The importance of safety interlocking

Published:  10 September, 2015

Alex Baggott, business development associate at Fortress Interlocks, looks at the Importance of safety interlocking in the Waste and Recycling Industry.

A metal recycling firm was recently fined £35,000 by the HSE after a worker’s hands were severed while cutting metal strips on an industrial baler.

Industrial balers are used to compress recyclable material into stackable, manageable pieces before they are sent for reprocessing. This type of machinery should be extensively guarded and interlocked to ensure operators can only come into contact with the machine when the power has been isolated.

Following an HSE investigation the company in question was served an enforcement notice to cease the inherently unsafe process. The HSE found that the firm was unable to produce evidence that it had carried out a proper assessment of the risks involved in the use of a baler for cutting metal strips.

Although the employee had been taught how to operate the machine by ‘practical demonstration and supervision’, he had not seen or read the operating manual. The immediate cause of the accident was blamed on an inherently unsafe system of work, which was contrary to the manufacturer’s operating instructions and the safety instructions on the machine.

Waste and recycling – an inherently dangerous industry

Human error is always a possibility when operating dangerous machinery and it is the employer’s responsibility to guarantee the safety of its workers by installing adequate safety systems are in place.

Waste and recycling is a particularly high-risk industry. While it accounts for only about 0.5% of the employees in Britain, it accounts for 2.6% of reported injuries to employees, according to the HSE.

Ensuring compliance

In reality there is no reason for many of these injuries to keep occurring – the technology to safeguard workers on all machinery in waste recycling plant already exists. It is also mandatory for Machine manufacturers to comply with the Machinery Directive and other essential health and safety requirements.

One way of demonstrating compliance is by applying the harmonised standards of the. Directive.

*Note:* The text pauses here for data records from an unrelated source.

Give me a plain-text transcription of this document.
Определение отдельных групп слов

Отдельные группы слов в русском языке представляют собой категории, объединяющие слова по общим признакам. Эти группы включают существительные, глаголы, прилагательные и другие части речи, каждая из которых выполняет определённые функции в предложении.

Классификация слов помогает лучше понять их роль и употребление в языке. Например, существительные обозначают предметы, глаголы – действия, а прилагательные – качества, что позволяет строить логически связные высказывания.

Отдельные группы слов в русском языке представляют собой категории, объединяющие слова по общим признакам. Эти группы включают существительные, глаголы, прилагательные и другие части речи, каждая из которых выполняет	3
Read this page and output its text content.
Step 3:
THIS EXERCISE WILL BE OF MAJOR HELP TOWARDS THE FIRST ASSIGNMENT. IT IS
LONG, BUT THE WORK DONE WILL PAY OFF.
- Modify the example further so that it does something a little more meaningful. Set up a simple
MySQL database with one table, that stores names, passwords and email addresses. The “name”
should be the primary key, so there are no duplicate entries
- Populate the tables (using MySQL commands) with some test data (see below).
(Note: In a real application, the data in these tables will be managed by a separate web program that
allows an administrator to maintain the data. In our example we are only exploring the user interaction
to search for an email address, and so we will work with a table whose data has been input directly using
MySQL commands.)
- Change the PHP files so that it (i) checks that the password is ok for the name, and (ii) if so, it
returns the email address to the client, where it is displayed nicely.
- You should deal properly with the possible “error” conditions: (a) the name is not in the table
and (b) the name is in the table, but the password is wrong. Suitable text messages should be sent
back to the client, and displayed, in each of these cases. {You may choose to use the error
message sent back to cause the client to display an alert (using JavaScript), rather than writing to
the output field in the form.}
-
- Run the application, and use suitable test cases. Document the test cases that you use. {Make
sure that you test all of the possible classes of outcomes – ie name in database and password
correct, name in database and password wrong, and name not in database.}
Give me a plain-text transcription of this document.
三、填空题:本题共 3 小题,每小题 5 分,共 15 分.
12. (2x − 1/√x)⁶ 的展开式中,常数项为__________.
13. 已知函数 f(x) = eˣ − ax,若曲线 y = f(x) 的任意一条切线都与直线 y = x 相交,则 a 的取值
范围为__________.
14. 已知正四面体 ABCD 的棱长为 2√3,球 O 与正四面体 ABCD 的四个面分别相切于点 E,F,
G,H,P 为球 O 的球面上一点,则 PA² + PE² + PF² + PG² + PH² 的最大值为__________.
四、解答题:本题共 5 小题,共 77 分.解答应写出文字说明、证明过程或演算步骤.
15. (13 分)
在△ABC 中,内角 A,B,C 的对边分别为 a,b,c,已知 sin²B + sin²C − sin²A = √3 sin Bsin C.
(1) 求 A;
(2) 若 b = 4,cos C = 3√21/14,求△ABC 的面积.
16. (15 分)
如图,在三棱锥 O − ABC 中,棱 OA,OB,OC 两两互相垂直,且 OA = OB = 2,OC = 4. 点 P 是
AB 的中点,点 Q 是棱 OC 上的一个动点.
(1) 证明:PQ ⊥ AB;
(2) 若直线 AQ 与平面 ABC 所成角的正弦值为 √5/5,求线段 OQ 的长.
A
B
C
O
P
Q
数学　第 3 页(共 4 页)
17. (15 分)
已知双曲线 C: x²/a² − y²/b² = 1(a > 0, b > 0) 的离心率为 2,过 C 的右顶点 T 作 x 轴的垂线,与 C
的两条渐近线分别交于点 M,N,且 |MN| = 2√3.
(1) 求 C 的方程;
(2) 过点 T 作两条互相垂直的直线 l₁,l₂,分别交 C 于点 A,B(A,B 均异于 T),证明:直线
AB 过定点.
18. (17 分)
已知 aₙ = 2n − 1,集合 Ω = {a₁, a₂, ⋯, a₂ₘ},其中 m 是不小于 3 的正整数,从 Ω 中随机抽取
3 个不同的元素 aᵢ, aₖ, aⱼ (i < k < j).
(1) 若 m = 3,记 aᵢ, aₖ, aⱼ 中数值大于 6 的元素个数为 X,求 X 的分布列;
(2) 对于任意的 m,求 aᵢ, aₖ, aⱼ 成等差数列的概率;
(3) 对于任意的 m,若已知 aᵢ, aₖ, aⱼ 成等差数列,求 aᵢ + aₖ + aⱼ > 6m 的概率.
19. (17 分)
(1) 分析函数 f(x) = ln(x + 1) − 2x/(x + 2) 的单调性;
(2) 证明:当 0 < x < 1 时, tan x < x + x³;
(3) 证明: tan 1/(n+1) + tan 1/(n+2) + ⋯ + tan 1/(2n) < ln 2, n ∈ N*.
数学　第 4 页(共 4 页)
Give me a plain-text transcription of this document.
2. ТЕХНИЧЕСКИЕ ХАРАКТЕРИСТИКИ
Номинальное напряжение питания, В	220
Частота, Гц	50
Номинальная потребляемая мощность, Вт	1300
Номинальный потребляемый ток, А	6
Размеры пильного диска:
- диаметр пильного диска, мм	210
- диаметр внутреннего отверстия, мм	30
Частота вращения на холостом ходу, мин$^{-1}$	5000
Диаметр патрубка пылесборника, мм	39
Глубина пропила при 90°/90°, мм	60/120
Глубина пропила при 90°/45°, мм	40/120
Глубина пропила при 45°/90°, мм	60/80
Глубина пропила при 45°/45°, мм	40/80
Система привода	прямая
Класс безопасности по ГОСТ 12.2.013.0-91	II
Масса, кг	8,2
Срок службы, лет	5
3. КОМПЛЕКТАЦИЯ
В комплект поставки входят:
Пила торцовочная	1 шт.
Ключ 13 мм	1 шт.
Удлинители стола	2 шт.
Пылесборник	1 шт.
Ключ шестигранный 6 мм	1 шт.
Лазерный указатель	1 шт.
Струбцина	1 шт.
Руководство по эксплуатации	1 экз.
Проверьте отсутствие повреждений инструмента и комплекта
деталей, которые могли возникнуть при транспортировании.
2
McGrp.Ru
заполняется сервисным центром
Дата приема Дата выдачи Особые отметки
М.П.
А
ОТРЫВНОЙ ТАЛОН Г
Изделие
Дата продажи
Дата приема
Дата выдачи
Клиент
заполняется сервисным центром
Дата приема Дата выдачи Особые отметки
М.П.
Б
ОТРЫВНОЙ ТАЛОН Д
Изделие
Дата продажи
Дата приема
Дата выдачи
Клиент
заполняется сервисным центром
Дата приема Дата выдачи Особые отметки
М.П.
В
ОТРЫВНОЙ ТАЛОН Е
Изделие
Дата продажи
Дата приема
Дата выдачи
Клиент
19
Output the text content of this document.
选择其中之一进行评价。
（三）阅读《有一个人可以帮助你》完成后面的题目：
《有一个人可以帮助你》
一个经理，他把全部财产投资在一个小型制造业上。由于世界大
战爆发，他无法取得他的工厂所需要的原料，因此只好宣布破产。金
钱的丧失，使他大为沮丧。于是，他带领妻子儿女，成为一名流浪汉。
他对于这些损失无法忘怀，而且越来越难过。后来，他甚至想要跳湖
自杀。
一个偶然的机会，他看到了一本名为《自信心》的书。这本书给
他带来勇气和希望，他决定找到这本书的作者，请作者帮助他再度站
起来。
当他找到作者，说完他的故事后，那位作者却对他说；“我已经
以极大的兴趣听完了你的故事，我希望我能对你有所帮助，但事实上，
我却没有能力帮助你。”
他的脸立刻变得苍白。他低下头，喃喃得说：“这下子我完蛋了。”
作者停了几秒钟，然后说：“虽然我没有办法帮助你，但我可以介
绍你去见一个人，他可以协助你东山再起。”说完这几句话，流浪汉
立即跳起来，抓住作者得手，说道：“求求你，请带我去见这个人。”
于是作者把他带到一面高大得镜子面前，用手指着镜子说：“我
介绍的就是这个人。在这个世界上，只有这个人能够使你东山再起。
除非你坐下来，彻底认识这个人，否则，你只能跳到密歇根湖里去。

In this case, a risk assessment by the metal recycling firm, complying with the requirements of the Provision and Use of Work Equipment Regulations 1998 (PUWER), should have identified safety procedures as being inadequate, with further safety equipment added complying with EN ISO 13849 and EN ISO 14119 standards.

Safety interlocking

One of the most effective ways to ensure worker safety in the waste and recycling sector is machine guarding. However, machine guarding alone isn’t enough to ensure safe working practices, as there is nothing to prevent workers from using designated access points to gain entry into live machinery. It is usually necessary to include safety interlocking into the process

Safety interlocks prevent access to powered machinery and stop inadvertent start-ups while personnel are inside a dangerous area. They do this by forcing operators to isolate the power before anyone gains access. Maximum protection is afforded by incorporating keys into an interlocking system – this forces workers to retain a personal safety key with them while working inside the machine, so power can only be restarted once all the keys have been returned to their original positions. In this way, operators control their own safety.

There is a common misconception that safety interlocking is an unnecessary expense, so some companies implement cheaper alternatives, such as a Lock Out/Tag Out (LO/TO) procedures.

While LO/TO, when properly implemented, provides a minimum level of protection, one of its weakness lies in the inevitable failure of workers to always follow instructions. LO/TO’s greatest weakness is therefore interlocking's greatest asset: a well-designed safety interlocking system forces operators to follow a pre-determined, undefeatable sequence which they cannot deviate from. This compensates for any possible worker error while successfully safeguarding against potential hazards.

While clearly requiring more investment than LO-TO, safety interlocking offers peace of mind to employers that their workers are safe. Any additional time and cost in the design process is likely to be significantly smaller than the potential financial burden associated with the risk of future litigation.

Added to that, electromechanical safety switches can be a very cost-effective solution that can be wired directly to guard doors, allowing isolation to occur at the point of entry. In addition, these safety gate switches are installed so that they can be easily monitored and not easily defeated.

Until we eliminate the ideology that safety is an unnecessary expense in the waste and recycling industry, easily avoidable industrial accidents will continue to happen.